No matter how lucky you are, there’s always something you want to change in a new house. Or something you have to change. Or many somethings.

When we bought a partly finished house, we knew we had bought a great deal of work. There were seven doors leading outside and only one broken-down set of stairs, which meant we had doors that opened onto 15′ drops. All this we could see, and it was no surprise. But it was a bit of a shock to find that the staircases inside were all too low and we had to move stairs and cut into headers.

At least there were no roasting pans in the eaves of the house; but in one there was a bale of hay positioned under a hole in the roof. Presumably, it was a rain catcher.

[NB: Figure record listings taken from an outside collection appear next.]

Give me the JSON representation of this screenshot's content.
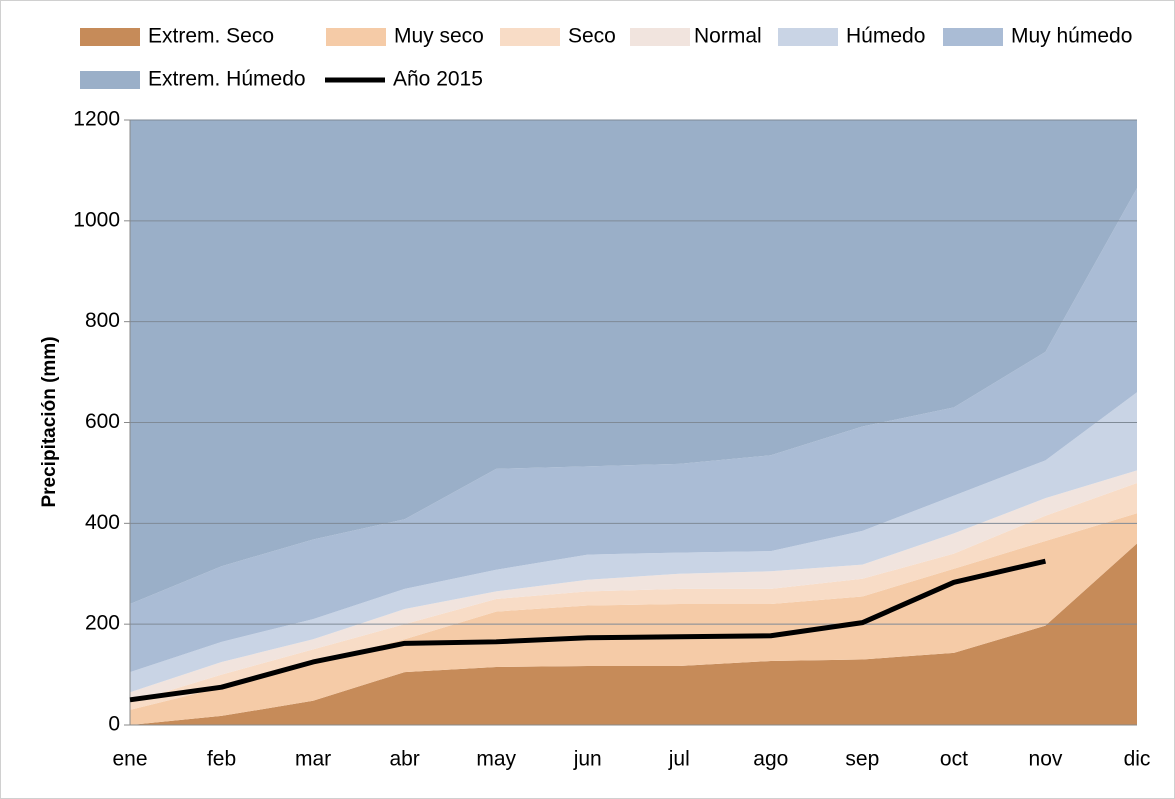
{
  "chart_data": {
    "type": "stacked_area",
    "y_label": "Precipitación (mm)",
    "categories": [
      "ene",
      "feb",
      "mar",
      "abr",
      "may",
      "jun",
      "jul",
      "ago",
      "sep",
      "oct",
      "nov",
      "dic"
    ],
    "ylim": [
      0,
      1200
    ],
    "yticks": [
      0,
      200,
      400,
      600,
      800,
      1000,
      1200
    ],
    "grid": true,
    "series": [
      {
        "name": "Extrem. Seco",
        "color": "#c68b59",
        "values": [
          0,
          18,
          48,
          105,
          115,
          117,
          117,
          127,
          130,
          143,
          197,
          360
        ]
      },
      {
        "name": "Muy seco",
        "color": "#f5cba7",
        "values": [
          30,
          57,
          77,
          65,
          110,
          120,
          123,
          113,
          125,
          167,
          168,
          60
        ]
      },
      {
        "name": "Seco",
        "color": "#f8dcc6",
        "values": [
          15,
          25,
          25,
          30,
          25,
          28,
          30,
          30,
          35,
          30,
          50,
          60
        ]
      },
      {
        "name": "Normal",
        "color": "#f1e4de",
        "values": [
          20,
          25,
          20,
          30,
          15,
          23,
          30,
          35,
          28,
          40,
          35,
          25
        ]
      },
      {
        "name": "Húmedo",
        "color": "#c9d4e5",
        "values": [
          40,
          40,
          40,
          40,
          43,
          50,
          42,
          40,
          67,
          75,
          75,
          155
        ]
      },
      {
        "name": "Muy húmedo",
        "color": "#aabcd5",
        "values": [
          135,
          150,
          158,
          138,
          200,
          175,
          176,
          190,
          207,
          175,
          215,
          405
        ]
      },
      {
        "name": "Extrem. Húmedo",
        "color": "#9aafc8",
        "values": [
          960,
          885,
          832,
          792,
          692,
          687,
          682,
          665,
          608,
          570,
          460,
          135
        ]
      }
    ],
    "line": {
      "name": "Año 2015",
      "color": "#000000",
      "values": [
        50,
        75,
        125,
        162,
        165,
        173,
        175,
        177,
        203,
        283,
        325,
        null
      ]
    }
  }
}
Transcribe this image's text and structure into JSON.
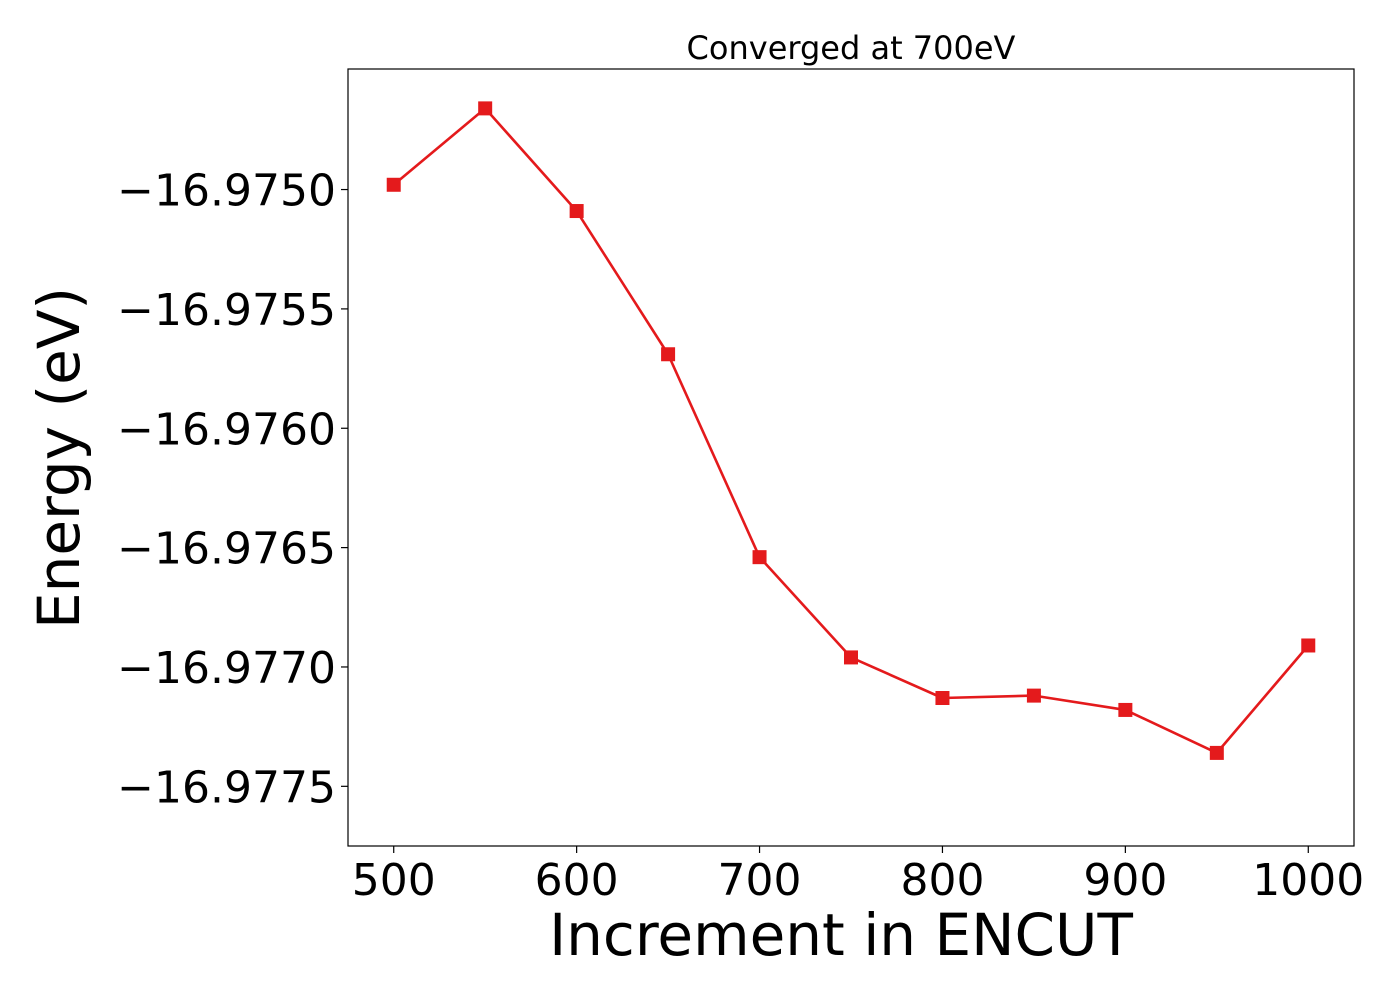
{
  "chart_data": {
    "type": "line",
    "title": "Converged at 700eV",
    "xlabel": "Increment in ENCUT",
    "ylabel": "Energy (eV)",
    "x": [
      500,
      550,
      600,
      650,
      700,
      750,
      800,
      850,
      900,
      950,
      1000
    ],
    "series": [
      {
        "values": [
          -16.97498,
          -16.97466,
          -16.97509,
          -16.97569,
          -16.97654,
          -16.97696,
          -16.97713,
          -16.97712,
          -16.97718,
          -16.97736,
          -16.97691
        ],
        "color": "#e41a1c",
        "marker": "square"
      }
    ],
    "xlim": [
      475,
      1025
    ],
    "ylim": [
      -16.97775,
      -16.974495
    ],
    "xticks": [
      500,
      600,
      700,
      800,
      900,
      1000
    ],
    "xtick_labels": [
      "500",
      "600",
      "700",
      "800",
      "900",
      "1000"
    ],
    "yticks": [
      -16.9775,
      -16.977,
      -16.9765,
      -16.976,
      -16.9755,
      -16.975
    ],
    "ytick_labels": [
      "−16.9775",
      "−16.9770",
      "−16.9765",
      "−16.9760",
      "−16.9755",
      "−16.9750"
    ],
    "grid": false,
    "legend": "none"
  }
}
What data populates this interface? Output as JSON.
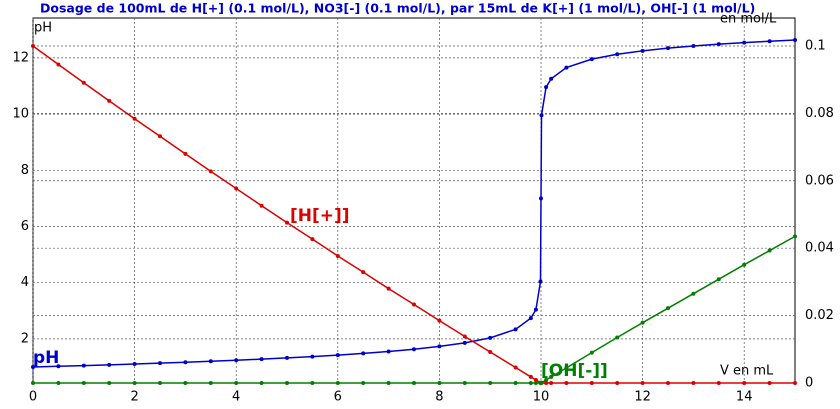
{
  "chart_data": {
    "type": "line",
    "title": "Dosage de 100mL de H[+] (0.1 mol/L), NO3[-] (0.1 mol/L),  par 15mL  de K[+] (1 mol/L), OH[-] (1 mol/L)",
    "y_label": "pH",
    "y2_label": "en mol/L",
    "x_label": "V en mL",
    "x": [
      0,
      0.5,
      1,
      1.5,
      2,
      2.5,
      3,
      3.5,
      4,
      4.5,
      5,
      5.5,
      6,
      6.5,
      7,
      7.5,
      8,
      8.5,
      9,
      9.5,
      9.8,
      9.9,
      9.99,
      10,
      10.01,
      10.1,
      10.2,
      10.5,
      11,
      11.5,
      12,
      12.5,
      13,
      13.5,
      14,
      14.5,
      15
    ],
    "series": [
      {
        "name": "pH",
        "color": "#0000cc",
        "axis": "y",
        "values": [
          1,
          1.024,
          1.05,
          1.077,
          1.106,
          1.136,
          1.168,
          1.202,
          1.239,
          1.279,
          1.322,
          1.37,
          1.423,
          1.483,
          1.552,
          1.633,
          1.732,
          1.859,
          2.037,
          2.34,
          2.74,
          3.041,
          4.041,
          7,
          9.959,
          10.958,
          11.259,
          11.656,
          11.955,
          12.129,
          12.252,
          12.347,
          12.424,
          12.489,
          12.545,
          12.594,
          12.638
        ]
      },
      {
        "name": "[H[+]]",
        "color": "#dd0000",
        "axis": "y2",
        "values": [
          0.1,
          0.0945,
          0.0891,
          0.0837,
          0.0784,
          0.0732,
          0.068,
          0.0628,
          0.0577,
          0.0526,
          0.0476,
          0.0427,
          0.0377,
          0.0329,
          0.028,
          0.0233,
          0.0185,
          0.0138,
          0.0092,
          0.0046,
          0.0018,
          0.0009,
          0.0001,
          0,
          0,
          0,
          0,
          0,
          0,
          0,
          0,
          0,
          0,
          0,
          0,
          0,
          0
        ]
      },
      {
        "name": "[OH[-]]",
        "color": "#008000",
        "axis": "y2",
        "values": [
          0,
          0,
          0,
          0,
          0,
          0,
          0,
          0,
          0,
          0,
          0,
          0,
          0,
          0,
          0,
          0,
          0,
          0,
          0,
          0,
          0,
          0,
          0,
          0,
          0.0001,
          0.0009,
          0.0018,
          0.0045,
          0.009,
          0.0135,
          0.0179,
          0.0222,
          0.0265,
          0.0308,
          0.0351,
          0.0393,
          0.0435
        ]
      }
    ],
    "xlim": [
      0,
      15
    ],
    "ylim": [
      0.43,
      13.42
    ],
    "y2lim": [
      0,
      0.1083
    ],
    "xticks": [
      0,
      2,
      4,
      6,
      8,
      10,
      12,
      14
    ],
    "yticks": [
      2,
      4,
      6,
      8,
      10,
      12
    ],
    "y2ticks": [
      0,
      0.02,
      0.04,
      0.06,
      0.08,
      0.1
    ],
    "grid": true
  }
}
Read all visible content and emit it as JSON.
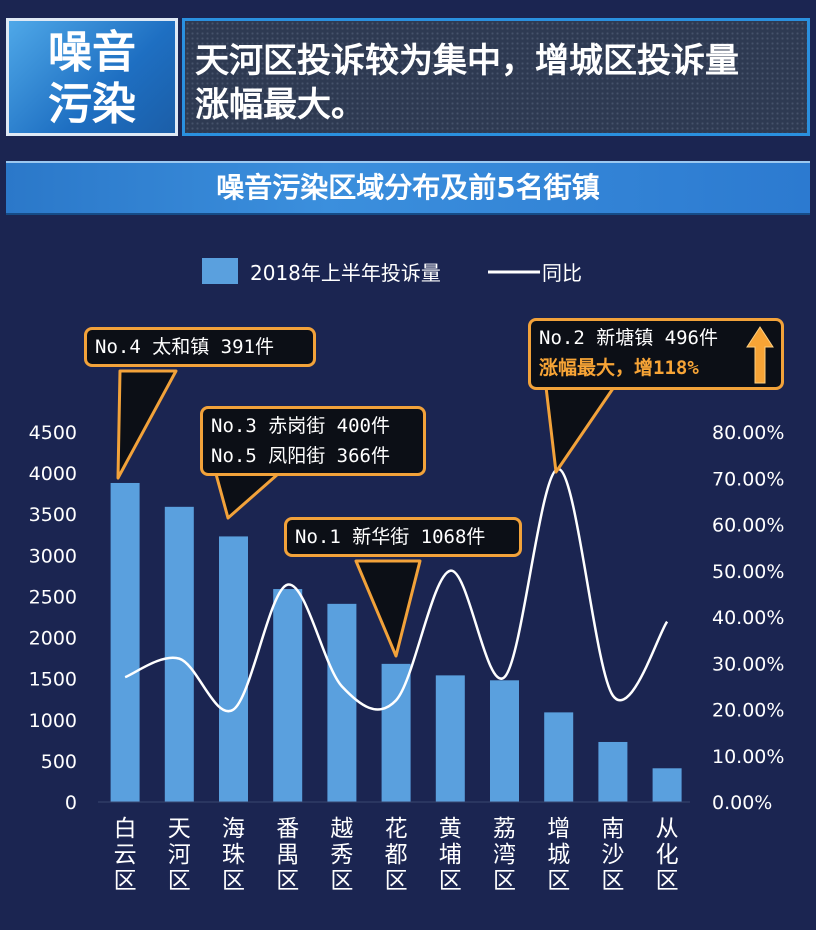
{
  "header": {
    "tag_line1": "噪音",
    "tag_line2": "污染",
    "headline_line1": "天河区投诉较为集中，增城区投诉量",
    "headline_line2": "涨幅最大。"
  },
  "chart_data": {
    "type": "bar",
    "title": "噪音污染区域分布及前5名街镇",
    "categories": [
      "白云区",
      "天河区",
      "海珠区",
      "番禺区",
      "越秀区",
      "花都区",
      "黄埔区",
      "荔湾区",
      "增城区",
      "南沙区",
      "从化区"
    ],
    "series": [
      {
        "name": "2018年上半年投诉量",
        "type": "bar",
        "axis": "left",
        "values": [
          3880,
          3590,
          3230,
          2590,
          2410,
          1680,
          1540,
          1480,
          1090,
          730,
          410
        ]
      },
      {
        "name": "同比",
        "type": "line",
        "axis": "right",
        "values": [
          0.27,
          0.31,
          0.2,
          0.47,
          0.25,
          0.22,
          0.5,
          0.27,
          0.72,
          0.23,
          0.39
        ]
      }
    ],
    "y_left": {
      "ylim": [
        0,
        4500
      ],
      "ticks": [
        "0",
        "500",
        "1000",
        "1500",
        "2000",
        "2500",
        "3000",
        "3500",
        "4000",
        "4500"
      ]
    },
    "y_right": {
      "ylim": [
        0,
        0.8
      ],
      "ticks": [
        "0.00%",
        "10.00%",
        "20.00%",
        "30.00%",
        "40.00%",
        "50.00%",
        "60.00%",
        "70.00%",
        "80.00%"
      ]
    },
    "legend_placement": "top",
    "colors": {
      "bar": "#5aa0de",
      "line": "#ffffff",
      "callout_border": "#f2a23a",
      "highlight": "#f7a436"
    },
    "annotations": [
      {
        "lines": [
          "No.4 太和镇 391件"
        ],
        "target": "白云区"
      },
      {
        "lines": [
          "No.3 赤岗街 400件",
          "No.5 凤阳街 366件"
        ],
        "target": "海珠区"
      },
      {
        "lines": [
          "No.1 新华街 1068件"
        ],
        "target": "花都区"
      },
      {
        "lines": [
          "No.2 新塘镇 496件",
          "涨幅最大，增118%"
        ],
        "target": "增城区",
        "arrow": "up-arrow-icon"
      }
    ]
  }
}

So, you can see how buying a house can lead to a problem or two.If the above catalogue isn’t enough, let me add these: the house with two floors and no interior stairway to connect them; the place with an electrical panel so old it had been installed by Thomas Edison; the three-storey house in which the living-room ceiling leaked; the place where the drain on the third-floor bathtub emptied into the main-floor hallway.

And, I think, I’ll save the septic-pump story for another time.